Home’s children might have united, just as Occam’s janitors might have united. Instead, the paucity of food and affection circulated cruelty like a cough, and each child knew her or his rivals’ pressure points. You were sentenced to Home because your folks landed in the poorhouse? You’re Breadless Betty. Your parents are dead? You’re Graveyard Gilbert. You’re an immigrant? You’re Red Rosa, Harold the Hun. Elisa never knew the real names of some children until the day they were pushed out the door.

Elisa’s own nickname was “Mum,” though housemothers knew her better as “22.” Numbers tidied matters in the untidy world of unwanted children, and each child had one.
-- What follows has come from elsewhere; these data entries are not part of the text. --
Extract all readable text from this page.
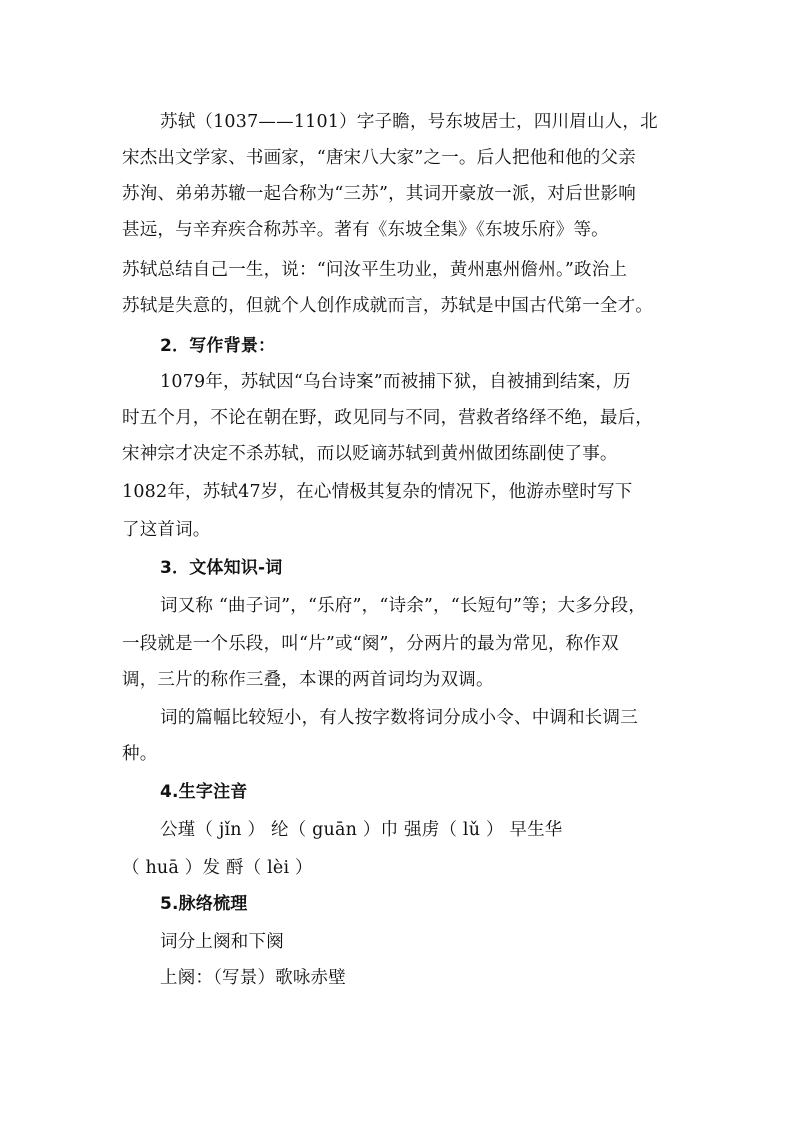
苏轼（1037——1101）字子瞻，号东坡居士，四川眉山人，北
宋杰出文学家、书画家，“唐宋八大家”之一。后人把他和他的父亲
苏洵、弟弟苏辙一起合称为“三苏”，其词开豪放一派，对后世影响
甚远，与辛弃疾合称苏辛。著有《东坡全集》《东坡乐府》等。
苏轼总结自己一生，说：“问汝平生功业，黄州惠州儋州。”政治上
苏轼是失意的，但就个人创作成就而言，苏轼是中国古代第一全才。
2．写作背景：
1079年，苏轼因“乌台诗案”而被捕下狱，自被捕到结案，历
时五个月，不论在朝在野，政见同与不同，营救者络绎不绝，最后，
宋神宗才决定不杀苏轼，而以贬谪苏轼到黄州做团练副使了事。
1082年，苏轼47岁，在心情极其复杂的情况下，他游赤壁时写下
了这首词。
3．文体知识-词
词又称 “曲子词”，“乐府”，“诗余”，“长短句”等；大多分段，
一段就是一个乐段，叫“片”或“阕”，分两片的最为常见，称作双
调，三片的称作三叠，本课的两首词均为双调。
词的篇幅比较短小，有人按字数将词分成小令、中调和长调三
种。
4.生字注音
公瑾（ jǐn ） 纶（ guān ）巾 强虏（ lǔ ） 早生华
（ huā ）发 酹（ lèi ）
5.脉络梳理
词分上阕和下阕
上阕：（写景）歌咏赤壁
Every item assigned to you had your number on it, making it easy to ascribe fault when something of yours manifested where it didn’t belong. Ostracized children like Mum were luckless. Adversaries had only to wad her blanket under their coat, toss it outside in the mud, and watch as the “22” on the tag was identified and Mum was assigned her discipline.

Punishment could be delegated to any housemother, but the Matron herself often liked to dole it out. She didn’t own Home, but it was all she had. As early as age three, Elisa intuited that the Matron saw Home’s unruly brood as reflections of her unstable mind, and to keep the children in order was to keep herself sane. It didn’t work. She’d laugh hard enough to make the littlest ones cry, then break into raging sobs that would further alarm them. She carried a sapling switch for the backs of legs and arms, a ruler for knuckles, and a bottle of castor oil for forced swallowing.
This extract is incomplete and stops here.